À la moindre des pages
L’amour contredit l’insuffisance de l’homme. Les plus petits sont grands sous la caresse aimante. Les plus vieux restent jeunes au bras d’une mémé. Les aveugles regardent avec le cœur. Les mercenaires désertent. Les soldats font la paix. Les bourreaux se font clowns. Les banquiers démissionnent. Il m’arrive de rêver comme un livre d’enfant, d’écrire au crayola sur l’écorce des arbres. Que seraient les couleurs, s’il n’y avait les yeux ? Les hommes seraient beaux s’il n’y avait l’argent. Du peintre de Lascaux au peintre en bâtiment, y a-t-il eu progrès ? J’ai beau mettre du ciel, une oiselle, un nuage, l’oiseau que je dessine refuse de voler. Les mots font le contraire. Au moindre blanc des pages, ils s’échappent de moi et partent voir le monde. Il faut parler aux morts pour connaître la vie, creuser la pauvreté pour en extraire de l’or. Tant que le cœur chamade, on ne sait plus trop bien où s’arrête le sang. J’offre à tous mes mots comme des vers aux oiseaux. Le temps ni son absence ne font rien à l’affaire. C’est mon venin. C’est mon velours. C’est mon vélin percé d’éclats. Sous le regard du soleil s’ouvre la veste du matin.
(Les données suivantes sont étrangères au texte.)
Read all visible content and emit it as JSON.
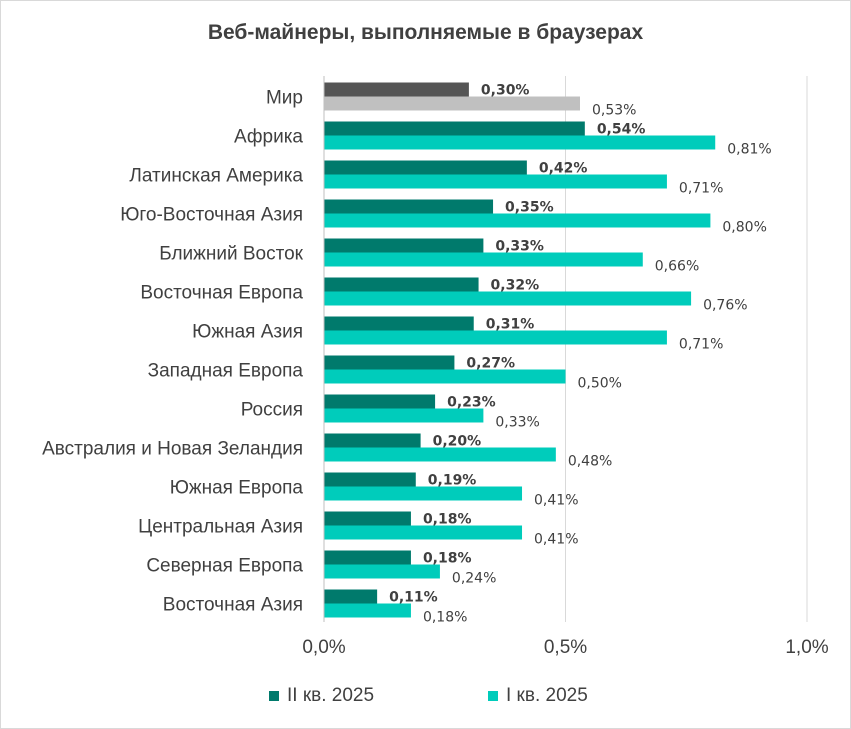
{
  "chart_data": {
    "type": "bar",
    "orientation": "horizontal",
    "title": "Веб-майнеры, выполняемые в браузерах",
    "categories": [
      "Мир",
      "Африка",
      "Латинская Америка",
      "Юго-Восточная Азия",
      "Ближний Восток",
      "Восточная Европа",
      "Южная Азия",
      "Западная Европа",
      "Россия",
      "Австралия и Новая Зеландия",
      "Южная Европа",
      "Центральная Азия",
      "Северная Европа",
      "Восточная Азия"
    ],
    "series": [
      {
        "name": "II кв. 2025",
        "values": [
          0.3,
          0.54,
          0.42,
          0.35,
          0.33,
          0.32,
          0.31,
          0.27,
          0.23,
          0.2,
          0.19,
          0.18,
          0.18,
          0.11
        ],
        "labels": [
          "0,30%",
          "0,54%",
          "0,42%",
          "0,35%",
          "0,33%",
          "0,32%",
          "0,31%",
          "0,27%",
          "0,23%",
          "0,20%",
          "0,19%",
          "0,18%",
          "0,18%",
          "0,11%"
        ],
        "color": "#007a6c",
        "first_color": "#555555"
      },
      {
        "name": "I кв. 2025",
        "values": [
          0.53,
          0.81,
          0.71,
          0.8,
          0.66,
          0.76,
          0.71,
          0.5,
          0.33,
          0.48,
          0.41,
          0.41,
          0.24,
          0.18
        ],
        "labels": [
          "0,53%",
          "0,81%",
          "0,71%",
          "0,80%",
          "0,66%",
          "0,76%",
          "0,71%",
          "0,50%",
          "0,33%",
          "0,48%",
          "0,41%",
          "0,41%",
          "0,24%",
          "0,18%"
        ],
        "color": "#00ccbb",
        "first_color": "#c0c0c0"
      }
    ],
    "xlim": [
      0,
      1.0
    ],
    "xticks": [
      0,
      0.5,
      1.0
    ],
    "xtick_labels": [
      "0,0%",
      "0,5%",
      "1,0%"
    ],
    "grid": true,
    "legend_position": "bottom"
  }
}
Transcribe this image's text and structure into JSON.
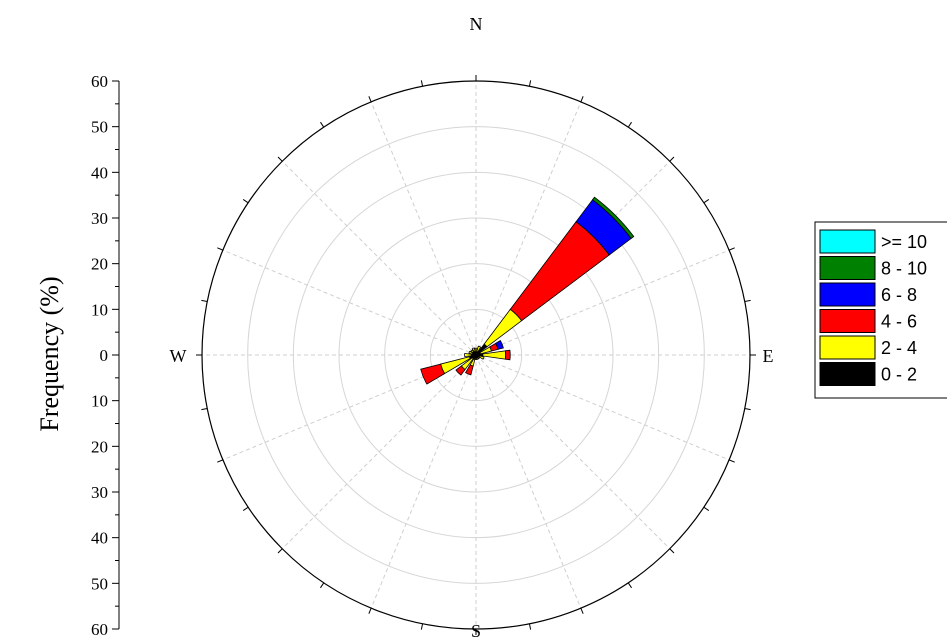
{
  "chart_data": {
    "type": "windrose",
    "ylabel": "Frequency (%)",
    "y_ticks": [
      "60",
      "50",
      "40",
      "30",
      "20",
      "10",
      "0",
      "10",
      "20",
      "30",
      "40",
      "50",
      "60"
    ],
    "radial_max": 60,
    "radial_step": 10,
    "directions": {
      "N": "N",
      "E": "E",
      "S": "S",
      "W": "W"
    },
    "sector_count": 16,
    "bins": [
      ">= 10",
      "8 - 10",
      "6 - 8",
      "4 - 6",
      "2 - 4",
      "0 - 2"
    ],
    "bin_colors": {
      ">= 10": "#00ffff",
      "8 - 10": "#008000",
      "6 - 8": "#0000ff",
      "4 - 6": "#ff0000",
      "2 - 4": "#ffff00",
      "0 - 2": "#000000"
    },
    "sectors": [
      {
        "direction": "N",
        "stack": {
          "0 - 2": 0.5,
          "2 - 4": 1.0
        }
      },
      {
        "direction": "NNE",
        "stack": {
          "0 - 2": 0.8,
          "2 - 4": 1.2
        }
      },
      {
        "direction": "NE",
        "stack": {
          "0 - 2": 3.0,
          "2 - 4": 9.5,
          "4 - 6": 24.0,
          "6 - 8": 6.0,
          "8 - 10": 0.7
        }
      },
      {
        "direction": "ENE",
        "stack": {
          "0 - 2": 1.0,
          "2 - 4": 2.5,
          "4 - 6": 1.5,
          "6 - 8": 1.2
        }
      },
      {
        "direction": "E",
        "stack": {
          "0 - 2": 1.5,
          "2 - 4": 5.0,
          "4 - 6": 1.0
        }
      },
      {
        "direction": "ESE",
        "stack": {
          "0 - 2": 0.8,
          "2 - 4": 1.0
        }
      },
      {
        "direction": "SE",
        "stack": {
          "0 - 2": 0.5,
          "2 - 4": 0.5
        }
      },
      {
        "direction": "SSE",
        "stack": {
          "0 - 2": 0.5,
          "2 - 4": 0.5
        }
      },
      {
        "direction": "S",
        "stack": {
          "0 - 2": 0.5,
          "2 - 4": 0.5
        }
      },
      {
        "direction": "SSW",
        "stack": {
          "0 - 2": 1.0,
          "2 - 4": 1.5,
          "4 - 6": 2.0
        }
      },
      {
        "direction": "SW",
        "stack": {
          "0 - 2": 1.0,
          "2 - 4": 3.0,
          "4 - 6": 1.5
        }
      },
      {
        "direction": "WSW",
        "stack": {
          "0 - 2": 1.5,
          "2 - 4": 6.5,
          "4 - 6": 4.5
        }
      },
      {
        "direction": "W",
        "stack": {
          "0 - 2": 1.0,
          "2 - 4": 1.5
        }
      },
      {
        "direction": "WNW",
        "stack": {
          "0 - 2": 0.8,
          "2 - 4": 0.8
        }
      },
      {
        "direction": "NW",
        "stack": {
          "0 - 2": 0.8,
          "2 - 4": 0.6
        }
      },
      {
        "direction": "NNW",
        "stack": {
          "0 - 2": 0.8,
          "2 - 4": 0.8
        }
      }
    ],
    "grid": true,
    "legend_position": "right"
  }
}
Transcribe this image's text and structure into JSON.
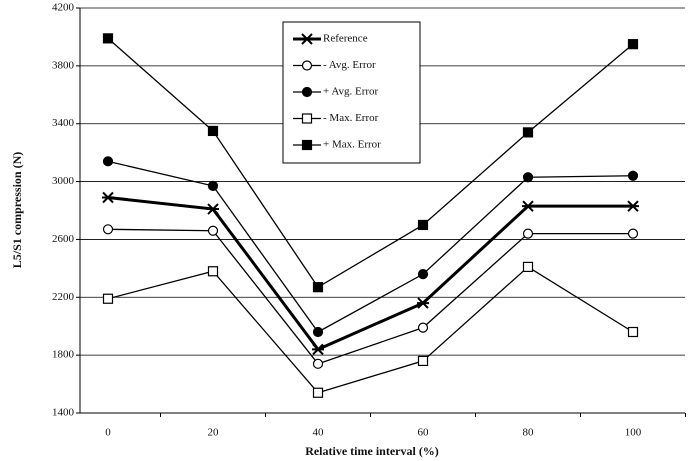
{
  "chart_data": {
    "type": "line",
    "x_label": "Relative time interval (%)",
    "y_label": "L5/S1 compression (N)",
    "categories": [
      "0",
      "20",
      "40",
      "60",
      "80",
      "100"
    ],
    "ylim": [
      1400,
      4200
    ],
    "yticks": [
      1400,
      1800,
      2200,
      2600,
      3000,
      3400,
      3800,
      4200
    ],
    "grid": true,
    "legend": "top-center",
    "series": [
      {
        "name": "Reference",
        "color": "#000000",
        "marker": "star",
        "values": [
          2890,
          2810,
          1840,
          2160,
          2830,
          2830
        ]
      },
      {
        "name": "- Avg. Error",
        "color": "#000000",
        "marker": "open-circle",
        "values": [
          2670,
          2660,
          1740,
          1990,
          2640,
          2640
        ]
      },
      {
        "name": "+ Avg. Error",
        "color": "#000000",
        "marker": "filled-circle",
        "values": [
          3140,
          2970,
          1960,
          2360,
          3030,
          3040
        ]
      },
      {
        "name": "- Max. Error",
        "color": "#000000",
        "marker": "open-square",
        "values": [
          2190,
          2380,
          1540,
          1760,
          2410,
          1960
        ]
      },
      {
        "name": "+ Max. Error",
        "color": "#000000",
        "marker": "filled-square",
        "values": [
          3990,
          3350,
          2270,
          2700,
          3340,
          3950
        ]
      }
    ]
  }
}
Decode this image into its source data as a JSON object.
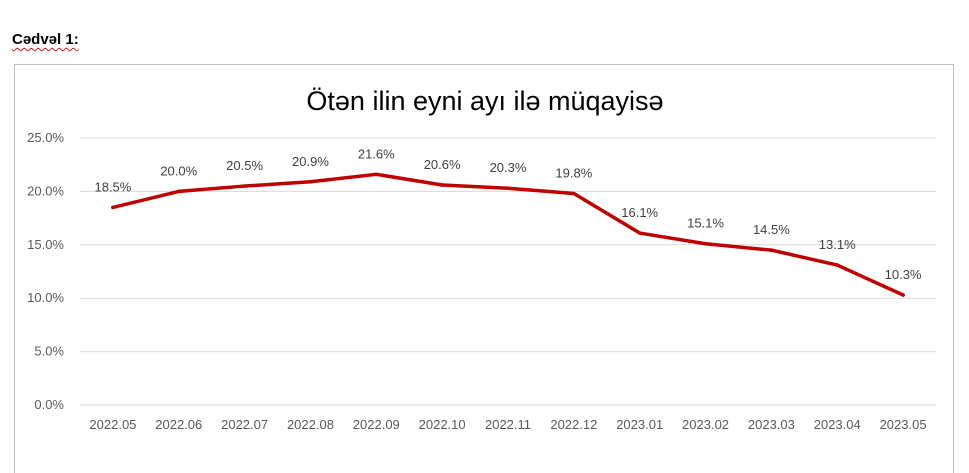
{
  "caption": "Cədvəl 1:",
  "chart_data": {
    "type": "line",
    "title": "Ötən ilin eyni ayı ilə müqayisə",
    "xlabel": "",
    "ylabel": "",
    "categories": [
      "2022.05",
      "2022.06",
      "2022.07",
      "2022.08",
      "2022.09",
      "2022.10",
      "2022.11",
      "2022.12",
      "2023.01",
      "2023.02",
      "2023.03",
      "2023.04",
      "2023.05"
    ],
    "series": [
      {
        "values": [
          18.5,
          20.0,
          20.5,
          20.9,
          21.6,
          20.6,
          20.3,
          19.8,
          16.1,
          15.1,
          14.5,
          13.1,
          10.3
        ],
        "labels": [
          "18.5%",
          "20.0%",
          "20.5%",
          "20.9%",
          "21.6%",
          "20.6%",
          "20.3%",
          "19.8%",
          "16.1%",
          "15.1%",
          "14.5%",
          "13.1%",
          "10.3%"
        ],
        "color": "#c00000"
      }
    ],
    "yticks": [
      0,
      5,
      10,
      15,
      20,
      25
    ],
    "ytick_labels": [
      "0.0%",
      "5.0%",
      "10.0%",
      "15.0%",
      "20.0%",
      "25.0%"
    ],
    "ylim": [
      0,
      25
    ],
    "grid": true,
    "legend": "none",
    "gridline_color": "#d9d9d9"
  }
}
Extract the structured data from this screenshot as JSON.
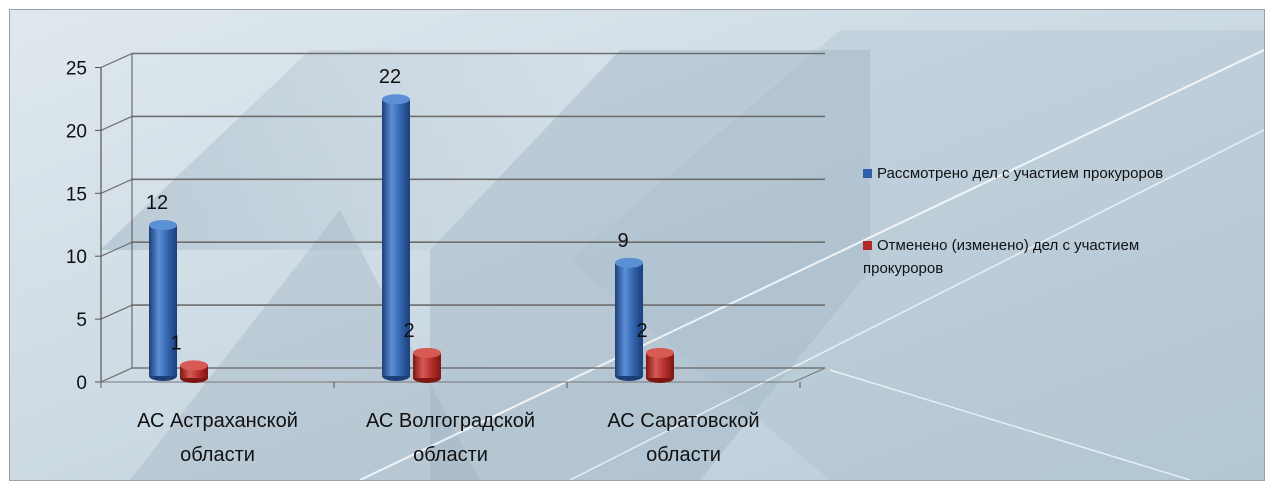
{
  "chart_data": {
    "type": "bar",
    "categories": [
      "АС Астраханской области",
      "АС Волгоградской области",
      "АС Саратовской области"
    ],
    "category_lines": [
      [
        "АС Астраханской",
        "области"
      ],
      [
        "АС Волгоградской",
        "области"
      ],
      [
        "АС Саратовской",
        "области"
      ]
    ],
    "series": [
      {
        "name": "Рассмотрено дел с участием прокуроров",
        "values": [
          12,
          22,
          9
        ],
        "color": "#2e5fa8",
        "color_light": "#5b8fd6",
        "color_dark": "#1d3f78"
      },
      {
        "name": "Отменено (изменено) дел с участием прокуроров",
        "values": [
          1,
          2,
          2
        ],
        "color": "#b12a27",
        "color_light": "#d85a55",
        "color_dark": "#7d1714"
      }
    ],
    "ylim": [
      0,
      25
    ],
    "yticks": [
      0,
      5,
      10,
      15,
      20,
      25
    ],
    "grid": true,
    "legend_position": "right",
    "title": "",
    "xlabel": "",
    "ylabel": ""
  },
  "colors": {
    "background": "#c9d9e4",
    "gridline": "#6e6e6e"
  }
}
Le moteur cale de temps à autre sous le capot de l’espérance. Trop d’hommes se font la peau sans savoir la recoudre. Dès qu’on franchit les portes automatiques, un grand vide nous happe, celui des dépliants, des prospectus, des semblants de bonheur, un blanc devant la mort impossible à tacher, une vaste salle d’attente aux espoirs périmés. On ne vient plus pour être mais être vu. À trop gauchir les mots, on en perd la voix. Toutes ces phrases pareilles, ces slogans, ces pubs, ces affiches, on voit le vide à travers. Il faudra bien un jour que l’adulte et l’enfant marchent du même pas, celui de l’enfance, qu’on oppose les lanternes aux vessies, qu’on passe la camisole de force aux psys pour laisser la parole aux fous, aux toiles de Van Gogh, aux poèmes d’Artaud. Il ne sert plus à rien de cacher l’émotion. Les mots dépassent par la manche d’un silence étriqué. Sur la balance de l’âme, le poids d’une montagne, celui d’un grain de sable, le poids du monde ou celui du pollen s’équivalent. Tous les mots finissent par un manque. Ce manque porte les suivants. Comme un crayon qui marche, j’avance dans la forêt des mots, l’orgueil des majuscules, le balancement des parenthèses, les trois points qui bégaient, le sourire des noms, l’élan du verbe aller. Où ais-je acquis cette manie de l’éternité, cette soif d’infini ? Une autre mer commence au bout de l’océan. Il y a toujours plus loin que loin, même dans le plus près. L’âme n’a pas de forme.
Devant la croissance d’une fleur, le progrès me semble légèrement ridicule. Nous sommes inachevés. Chaque nouvelle ride, chaque cheveu gris, chaque pli du visage viennent le confirmer. L’essentiel est toujours ce qui manque. Je ne prends pas de notes. C’est mon corps qui enregistre tout, la route par les pieds, l’espace par les mains, le paysage par les yeux et le silence par les mots. La pointe aigue du temps effarouche les phrases. Dans les pages au galop, je me raccroche au sens sans savoir où il est. Quand la pensée rejoint l’action, les mots deviennent chair. La mise en acte du poème est le travail d’une vie.